İYİ Parti Isparta Teşkilatı'nda kazan kaynamaya devam ediyor. Yönetim kuruluna haksızlık yapıldığını ve sahip çıkılmadığını öne sürerek 7 ilçe başkanı ile birlikte partisinden istifa eden Fazlı Özgür Tandoğan, kendisini eleştiren İYİ Parti Merkez İlçe Başkanı Murat Çağrı Yıldız'a seslenirken, 'Önce herkes vicdanının önünü süpürsün, sonra başkaları ile ilgili konuşsun' dedi.

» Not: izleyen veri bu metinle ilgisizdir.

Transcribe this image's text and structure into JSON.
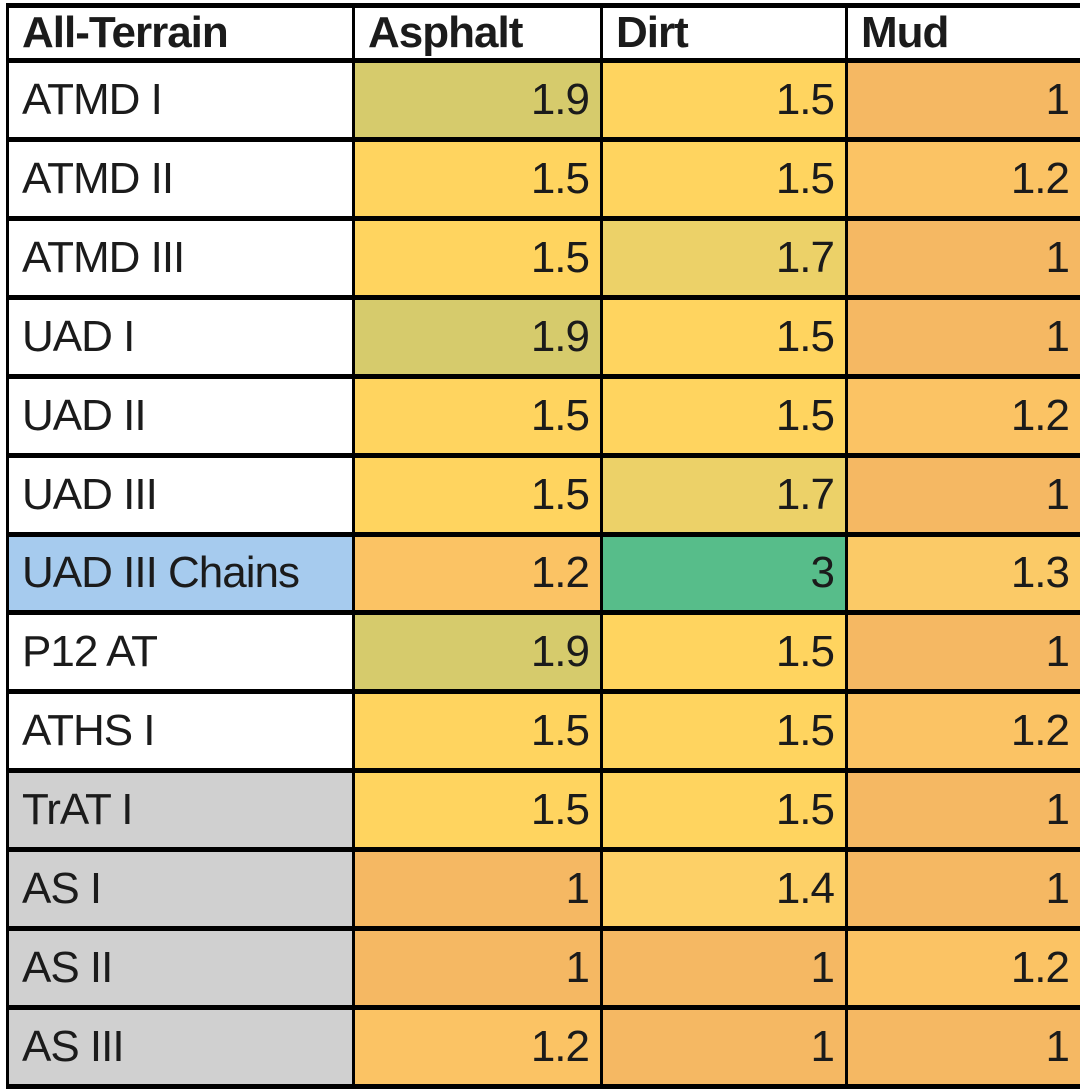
{
  "chart_data": {
    "type": "table",
    "columns": [
      "All-Terrain",
      "Asphalt",
      "Dirt",
      "Mud"
    ],
    "rows": [
      {
        "label": "ATMD I",
        "label_color": "#ffffff",
        "values": [
          1.9,
          1.5,
          1
        ],
        "cell_colors": [
          "#d6cb6c",
          "#ffd45f",
          "#f5b863"
        ]
      },
      {
        "label": "ATMD II",
        "label_color": "#ffffff",
        "values": [
          1.5,
          1.5,
          1.2
        ],
        "cell_colors": [
          "#ffd45f",
          "#ffd45f",
          "#fbc364"
        ]
      },
      {
        "label": "ATMD III",
        "label_color": "#ffffff",
        "values": [
          1.5,
          1.7,
          1
        ],
        "cell_colors": [
          "#ffd45f",
          "#ecd168",
          "#f5b863"
        ]
      },
      {
        "label": "UAD I",
        "label_color": "#ffffff",
        "values": [
          1.9,
          1.5,
          1
        ],
        "cell_colors": [
          "#d6cb6c",
          "#ffd45f",
          "#f5b863"
        ]
      },
      {
        "label": "UAD II",
        "label_color": "#ffffff",
        "values": [
          1.5,
          1.5,
          1.2
        ],
        "cell_colors": [
          "#ffd45f",
          "#ffd45f",
          "#fbc364"
        ]
      },
      {
        "label": "UAD III",
        "label_color": "#ffffff",
        "values": [
          1.5,
          1.7,
          1
        ],
        "cell_colors": [
          "#ffd45f",
          "#ecd168",
          "#f5b863"
        ]
      },
      {
        "label": "UAD III Chains",
        "label_color": "#a6cbee",
        "values": [
          1.2,
          3,
          1.3
        ],
        "cell_colors": [
          "#fbc364",
          "#57bd8a",
          "#fbca67"
        ]
      },
      {
        "label": "P12 AT",
        "label_color": "#ffffff",
        "values": [
          1.9,
          1.5,
          1
        ],
        "cell_colors": [
          "#d6cb6c",
          "#ffd45f",
          "#f5b863"
        ]
      },
      {
        "label": "ATHS I",
        "label_color": "#ffffff",
        "values": [
          1.5,
          1.5,
          1.2
        ],
        "cell_colors": [
          "#ffd45f",
          "#ffd45f",
          "#fbc364"
        ]
      },
      {
        "label": "TrAT I",
        "label_color": "#d0d0d0",
        "values": [
          1.5,
          1.5,
          1
        ],
        "cell_colors": [
          "#ffd45f",
          "#ffd45f",
          "#f5b863"
        ]
      },
      {
        "label": "AS I",
        "label_color": "#d0d0d0",
        "values": [
          1,
          1.4,
          1
        ],
        "cell_colors": [
          "#f5b863",
          "#fdd067",
          "#f5b863"
        ]
      },
      {
        "label": "AS II",
        "label_color": "#d0d0d0",
        "values": [
          1,
          1,
          1.2
        ],
        "cell_colors": [
          "#f5b863",
          "#f5b863",
          "#fbc364"
        ]
      },
      {
        "label": "AS III",
        "label_color": "#d0d0d0",
        "values": [
          1.2,
          1,
          1
        ],
        "cell_colors": [
          "#fbc364",
          "#f5b863",
          "#f5b863"
        ]
      }
    ],
    "value_color_legend": {
      "1": "#f5b863",
      "1.2": "#fbc364",
      "1.3": "#fbca67",
      "1.4": "#fdd067",
      "1.5": "#ffd45f",
      "1.7": "#ecd168",
      "1.9": "#d6cb6c",
      "3": "#57bd8a"
    },
    "colors": {
      "border": "#000000",
      "header_bg": "#ffffff",
      "text": "#1b1b1b",
      "row_highlight_blue": "#a6cbee",
      "row_muted_gray": "#d0d0d0"
    }
  }
}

Özgür Tandoğan yaptığı yazılı açıklamada, İYİ Parti Isparta Merkez İlçe Başkanı Murat Çağrı Yıldız'ın bayramlaşma töreninde yapmış olduğu açıklamalarını esefle karşıladığını bildirdi.

ÇETELEŞME MANTIĞI

'Merkez ilçe başkanından ahlak dersi alacak değiliz' diyen Tandoğan'ın açıklaması şöyle:

'İl Genel Meclisi ve Belediye Meclis üyelerinin parti içi mücadelenin tarafı olmamalıydılar derken; kendilerine açıkça destek olan milletvekilinin de seçilmiş olduğunu unutması enteresandır.

Benim 'çeteleşme mantığı' ile hareket ettiğimi ileri sürmesi de daha trajikomiktir. Mesleği icabı çetenin ne anlama geldiğini bilmesi gerekmektedir. Çete silahlı küçük birlik anlamına gelmektedir ki, biz ancak Kuvayi Milliye gibi memleketimizin savunması için çete olabiliriz.

Yapılan tüm haksızlıklara, tüm kayırmalara, tüm adaletsizliklere, tüm antidemokratik hareketlere ve seçilmişlerin asillerden üstün olmadığına karşı göstermiş olduğumuz duruştur istifa. Bu da en doğal, en tabii hakkımızdır ki kimse bunu sorgulayamaz. Kaldı ki sen taraf olmuş bir başkan adayı iken karşındaki rakibine yapılan haksızlıklara tavır koyamıyorsan, bu memleketi yönetmeye talip olamazsın. Bizler iktidarın tutum ve davranışlarına, parlamenter sistemden başkanlık sistemine geçmesine, adam kayırmacılığına, haksızlıklarına, adaletsizliklerine ve hukuksuzluklarına karşı olduğumuz için İyi Partiliyiz. Bizler parti içerisinde yapılacak demokratik ve adaletli seçimlere hiçbir zaman karşı olmadık. Seçileni tebrik etmesini de biliriz, istifa edene teşekkür etmesini de…

AHLAK DIŞI İTHAMLAR

Sevgili merkez ilçe başkanından ahlak dersi alacak değiliz. Kimin hangi niyetle, hangi düsturu takındığını da çok iyi biliriz. Sen adaletsizliğe alet olacaksın, hukukçu kimliğinle hukuksuzluğa göz yumacaksın, seçimlerde şaibe içerisinde yer alacaksın sonra kalkıp ahlak dersi vermeye kalkacaksın.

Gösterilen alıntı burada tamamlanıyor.